If a capsize seems imminent, you’ll use the bracing stroke. That’s where you reach over the side of the kayak that is tilting towards the water, then slap the flat face of the paddle forcefully into the water.
Murphy’s law dictates that some day you will capsize. After demonstrating a couple of rescue techniques involving another paddler (where you use their kayak for support), Goldman introduced me to the “cowboy scramble”. It’s as inelegant as it sounds, but, with a little practice, it works. Essentially, instruction involved him sitting comfortably in his kayak with a grin on his face, and me attempting time and time again to get back into mine.
Here’s the drill. After forcefully tipping the kayak over, I extract myself, float to the surface and right the hull. (Trust me, that bit is easy.) Next, I hold on to the kayak behind its cockpit and let my legs float to the surface. Then, kicking frantically, I haul myself chest-down on to the hull. So far, so good.
Next, I’m required to swing one of my legs over and straddle the hull face-down, carefully edging myself forward towards the cockpit. Phew, not so easy. The delicately balanced kayak dumped me back into the drink so many times I could’ve been pitting my wits against a bucking bronco at some rodeo. It was exhausting, but eventually I got it right. It not only made me realise how vulnerable I would have been if tired and cold. But it succinctly rammed home Goldman’s earlier point: “As a novice, never go paddling alone.”

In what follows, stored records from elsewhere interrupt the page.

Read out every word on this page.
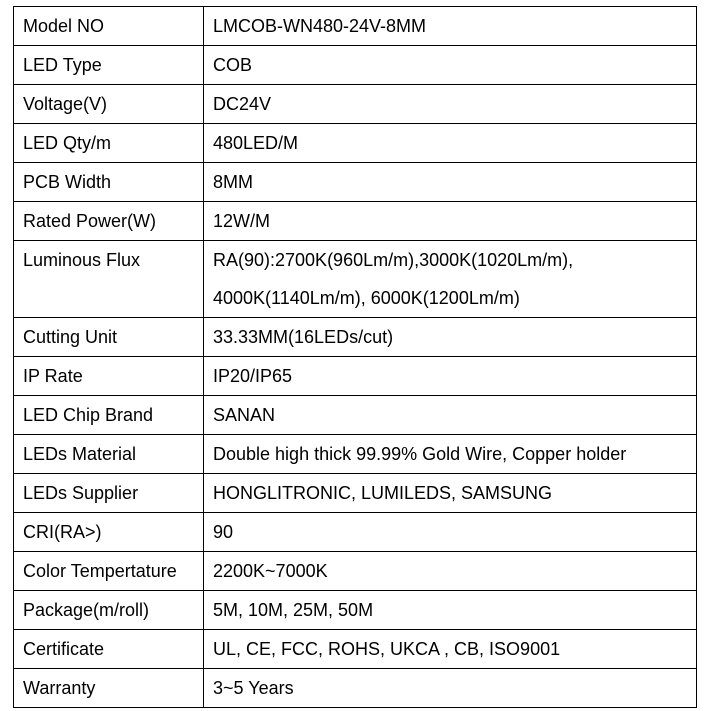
Model NO	LMCOB-WN480-24V-8MM
LED Type	COB
Voltage(V)	DC24V
LED Qty/m	480LED/M
PCB Width	8MM
Rated Power(W)	12W/M

Luminous Flux	RA(90):2700K(960Lm/m),3000K(1020Lm/m),
4000K(1140Lm/m), 6000K(1200Lm/m)

Cutting Unit	33.33MM(16LEDs/cut)
IP Rate	IP20/IP65
LED Chip Brand	SANAN
LEDs Material	Double high thick 99.99% Gold Wire, Copper holder
LEDs Supplier	HONGLITRONIC, LUMILEDS, SAMSUNG
CRI(RA>)	90
Color Tempertature	2200K~7000K
Package(m/roll)	5M, 10M, 25M, 50M
Certificate	UL, CE, FCC, ROHS, UKCA , CB, ISO9001
Warranty	3~5 Years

Fortunately, beginners like myself needn’t worry about perfecting the Eskimo roll just yet – that comes later, when you’ve got some experience under your belt. When is it most likely to happen? Goldman says that nearly all sit-in paddlers he knows have never capsized at sea. “It mostly happens when you’re coming in on a wave. Even then, you’re maybe 10 metres from the shore, so it’s not a life-threatening situation. Anyway, as a novice you should never be at sea when high waves and strong winds make capsizing a possibility.”